It is fine to challenge this assertion, and it would be really good to have a good discussion of this in Reformed circles. But if all Reformed theologians agree that obedience was necessary in the Garden, and a lot of them (as Lane concedes) believe that the covenant of works there was actually a gracious covenant, it follows from this that the required obedience, had it been rendered by Adam, would have been a gracious gift from God. This means that obedience and grace do not exclude each other. When Paul talks about grace and works driving one another out, he is talking about grace on the one hand and autonomous works on the other. In the Pauline vocabulary, grace and works displace one another. But Paul doesn’t think the same way about grace and obedience. They don’t displace one another. Now in speaking this way, I acknowledge that there are places where Paul does use the word works in this obedience sense. But I am trying to capture a distinction that I believe he does make between, for example, “works of the law” in Romans and “good works” in Titus. Or the works we were created to in Christ Jesus (Eph. 2:10).

A bit later Lane asks,

“So, when Paul talks about justification being not by works of the law, is he excluding all works done by faith or without faith, or is he only excluding some works? Is he excluding obedience from that?”

I was talking about the unfallen Adam. If Adam had stood the test, it would have been through the instrumentality of faith-animated obedience, graciously given by God. We, however, are fallen, and God does not justify us on the basis of raw, autonomous works, and He does not justify us on the basis of Spirit-animated obedience. He justifies us through the instrumentality of Spirit-animated faith, a faith which continues, after the initial moment of justification, to be animated in obedience.

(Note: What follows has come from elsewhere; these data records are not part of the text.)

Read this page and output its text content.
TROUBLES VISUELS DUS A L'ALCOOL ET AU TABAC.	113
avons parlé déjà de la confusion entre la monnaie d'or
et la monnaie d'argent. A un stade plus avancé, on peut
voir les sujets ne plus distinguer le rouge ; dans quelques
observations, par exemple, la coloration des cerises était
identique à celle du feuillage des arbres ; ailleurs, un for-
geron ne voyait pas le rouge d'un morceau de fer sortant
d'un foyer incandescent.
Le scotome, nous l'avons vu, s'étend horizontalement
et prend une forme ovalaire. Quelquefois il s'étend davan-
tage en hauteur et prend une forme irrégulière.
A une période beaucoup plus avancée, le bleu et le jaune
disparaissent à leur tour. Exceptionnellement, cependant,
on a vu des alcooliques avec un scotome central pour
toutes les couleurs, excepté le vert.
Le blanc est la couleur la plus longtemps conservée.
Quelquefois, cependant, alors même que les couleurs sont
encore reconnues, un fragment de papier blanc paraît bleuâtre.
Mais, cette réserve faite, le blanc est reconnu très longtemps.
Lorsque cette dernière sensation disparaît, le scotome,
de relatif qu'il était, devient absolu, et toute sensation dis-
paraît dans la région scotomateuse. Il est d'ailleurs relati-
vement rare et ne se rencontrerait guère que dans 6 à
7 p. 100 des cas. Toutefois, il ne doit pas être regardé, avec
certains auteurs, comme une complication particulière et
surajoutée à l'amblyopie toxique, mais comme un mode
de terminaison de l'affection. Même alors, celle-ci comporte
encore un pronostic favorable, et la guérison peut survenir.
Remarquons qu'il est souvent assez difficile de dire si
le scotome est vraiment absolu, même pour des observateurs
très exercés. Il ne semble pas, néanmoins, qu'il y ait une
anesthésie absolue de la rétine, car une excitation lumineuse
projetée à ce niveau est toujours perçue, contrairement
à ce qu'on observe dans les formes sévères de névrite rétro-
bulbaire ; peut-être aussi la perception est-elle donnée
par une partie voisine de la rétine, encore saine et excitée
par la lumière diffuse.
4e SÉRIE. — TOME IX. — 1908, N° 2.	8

Lane also asked for my take on Romans 2:13, which says, “For not the hearers of the law [are] just before God, but the doers of the law shall be justified” (Rom. 2:13). “Is this a statement that says that people will actually be justified on the final day by works, or does it mean ‘do this and live,’ a hypothetical but realistically impossible schema”? Actually, I would take neither option. I see this as saying that only doers of the law are justified, but this does not mean that Paul is here giving the reason why they are justified. The ground of our justification is the imputed righteousness of Jesus Christ, both active and passive, plus nothing. Least that’s what I hear from Mark “Charlie” T, and he is a touchstone of orthodoxy for some, as I hear it. The recipients of this justification are those who receive it through the instrumentality of faith, faith alone, meaning faith considered as being all by its lonesome. This faith that is considered-as-all-alone-for-purposes-of-justification turns out not to be alone, but in every instance does the law — not perfectly (which is what it would have to do for justification), but genuinely nonetheless. Faith without obedience is dead.